Senior AI Engineer Full Description

About Us

We’re a fast-growing product company integrating cutting-edge AI capabilities into our core offering to stay competitive and deliver exceptional value to customers. Our AI work spans task-specific ML models, large language model (LLM) integration, and agentic systems that orchestrate multiple tools to produce end-user results.

We run a Python-based backend (FastAPI + Gunicorn + Nginx) with heavy background job processing using Celery. We’re looking for a senior-level AI Engineer who is equally strong in backend engineering and applied AI — capable of building production-grade systems that are fast, reliable, and maintainable.

What You’ll Do

  • Design, develop, and deploy production-grade AI-powered backend systems.
  • Integrate LLMs and traditional ML models into performant, scalable architectures.
  • Integrate and optimize vector databases for retrieval-augmented generation (RAG) pipelines and other traditional ML queries.
  • Write clean, well-structured, and testable Python code following best practices.
  • Capable of thinking about performance and ensuring optimal decision making to reduce latency.
  • Build hybrid architectures that balance LLM calls with traditional ML. 
  • Debug complex, cross-layer issues spanning backend, AI inference, and UI integration.
  • Conduct thorough dev testing before QA handoff to ensure production reliability.
  • Collaborate with product, backend, and frontend engineers to deliver cohesive solutions.

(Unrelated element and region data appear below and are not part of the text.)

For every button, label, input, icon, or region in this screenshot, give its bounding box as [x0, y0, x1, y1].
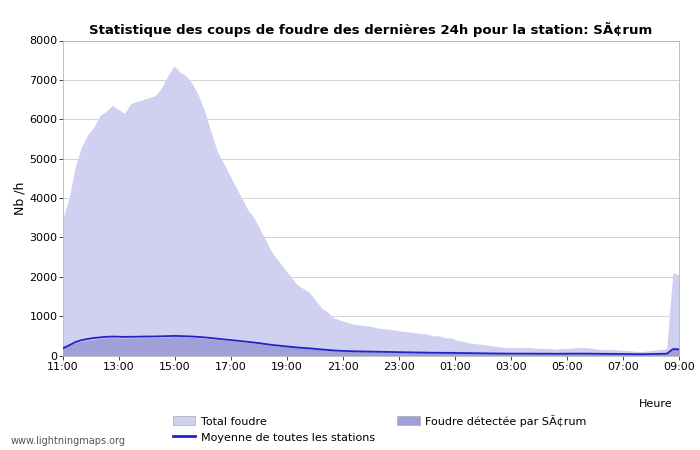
Y-axis label: Nb /h: Nb /h — [13, 181, 27, 215]
Legend: Total foudre, Moyenne de toutes les stations, Foudre détectée par SÃ¢rum: Total foudre, Moyenne de toutes les stat… — [174, 414, 587, 442]
Text: Heure: Heure — [638, 399, 672, 409]
Text: www.lightningmaps.org: www.lightningmaps.org — [10, 436, 125, 446]
Title: Statistique des coups de foudre des dernières 24h pour la station: SÃ¢rum: Statistique des coups de foudre des dern… — [90, 22, 652, 36]
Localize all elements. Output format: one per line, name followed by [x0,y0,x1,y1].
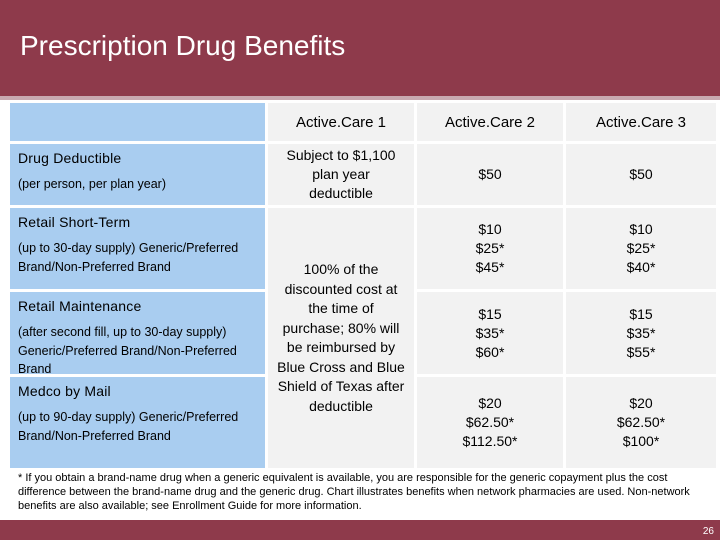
row-subtitle: (per person, per plan year) [18,177,166,191]
header-corner-cell [10,103,265,141]
column-header-activecare-3: Active.Care 3 [566,103,716,141]
value-non-preferred: $100* [622,433,660,449]
value-non-preferred: $112.50* [462,433,518,449]
value-non-preferred: $45* [475,259,505,275]
ac2-deductible-cell: $50 [417,144,563,205]
ac2-retail-maintenance-cell: $15 $35* $60* [417,292,563,374]
ac3-retail-short-term-cell: $10 $25* $40* [566,208,716,289]
value-preferred: $62.50* [465,414,515,430]
value-generic: $20 [478,395,502,411]
row-label-drug-deductible: Drug Deductible (per person, per plan ye… [10,144,265,205]
value-preferred: $35* [475,324,505,341]
value-generic: $20 [629,395,653,411]
row-subtitle: (up to 30-day supply) Generic/Preferred … [18,241,239,274]
value-preferred: $62.50* [616,414,666,430]
row-label-medco-by-mail: Medco by Mail (up to 90-day supply) Gene… [10,377,265,468]
value-preferred: $25* [475,240,505,256]
value-generic: $10 [629,221,653,237]
footnote: * If you obtain a brand-name drug when a… [18,472,690,512]
value-non-preferred: $40* [626,259,656,275]
ac1-merged-text: 100% of the discounted cost at the time … [277,261,405,414]
column-header-activecare-1: Active.Care 1 [268,103,414,141]
value: $50 [478,166,502,182]
header-divider [0,96,720,100]
row-subtitle: (up to 90-day supply) Generic/Preferred … [18,410,239,443]
page-number: 26 [702,526,714,537]
row-label-retail-maintenance: Retail Maintenance (after second fill, u… [10,292,265,376]
row-title: Retail Maintenance [18,298,142,314]
row-subtitle: (after second fill, up to 30-day supply)… [18,325,237,376]
value: $50 [629,166,653,182]
value-generic: $15 [478,305,502,322]
value-preferred: $25* [626,240,656,256]
ac3-deductible-cell: $50 [566,144,716,205]
benefits-table: Active.Care 1 Active.Care 2 Active.Care … [10,103,716,468]
ac1-merged-cell: 100% of the discounted cost at the time … [268,208,414,468]
row-title: Medco by Mail [18,383,111,399]
slide-title: Prescription Drug Benefits [20,30,346,61]
ac3-medco-by-mail-cell: $20 $62.50* $100* [566,377,716,468]
value-generic: $10 [478,221,502,237]
ac1-deductible-text: Subject to $1,100 plan year deductible [286,147,396,201]
ac2-medco-by-mail-cell: $20 $62.50* $112.50* [417,377,563,468]
ac2-retail-short-term-cell: $10 $25* $45* [417,208,563,289]
value-preferred: $35* [626,324,656,341]
row-title: Retail Short-Term [18,214,131,230]
value-non-preferred: $60* [475,343,505,360]
ac3-retail-maintenance-cell: $15 $35* $55* [566,292,716,374]
row-title: Drug Deductible [18,150,122,166]
slide-footer: 26 [0,520,720,540]
slide-header: Prescription Drug Benefits [0,0,720,100]
ac1-deductible-cell: Subject to $1,100 plan year deductible [268,144,414,205]
row-label-retail-short-term: Retail Short-Term (up to 30-day supply) … [10,208,265,289]
value-non-preferred: $55* [626,343,656,360]
value-generic: $15 [629,305,653,322]
column-header-activecare-2: Active.Care 2 [417,103,563,141]
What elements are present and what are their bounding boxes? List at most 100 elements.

Must-Have Skills & Experience

  • 3–5+ years professional backend engineering experience in Python, FastAPI or Flask, and background processing.
  • Proven record of deploying Python applications to production (not just scripts or academic work).
  • Strong grasp of software design patterns 
  • Strong understanding of backend performance, parallel processing in background jobs and multi-threading
  • Proficiency in performance tuning specially for heavy AI models
  • Applied machine learning experience — training, evaluating, and maintaining small task-specific models.
  • Familiarity with LLM integration, prompt engineering, and context window optimization.
  • Proven ability to debug AI behavior, identify root causes, and make targeted fixes.
  • Strong testing discipline for both backend and AI components.
  • Experience with background processing with Celery or other major libraries
  • Experience with monitoring APIs and background processing 
  • Experience with ensuring visibility and error reporting. 
  • Nice to have: experience with Docker, understanding of CI/D, deployment automation and Kubernetes

Who Will Succeed in This Role

  • Independent problem solver — you can debug without constant supervision.
  • Production mindset — you understand that reliability, scalability, and maintainability matter as much as accuracy.
  • System thinker — you see backend, AI, and UI as a connected whole.

Why Join Us

  • Direct impact on the company’s competitive edge.
  • Small, fast-moving team with high autonomy.
  • Work on practical, real-world AI applications — not just research.
  • Opportunity to shape our AI architecture and best practices from the ground up.

If you’re a backend-first AI engineer who thrives in shipping production-ready systems and knows how to make AI practical, fast, and reliable — we’d love to talk.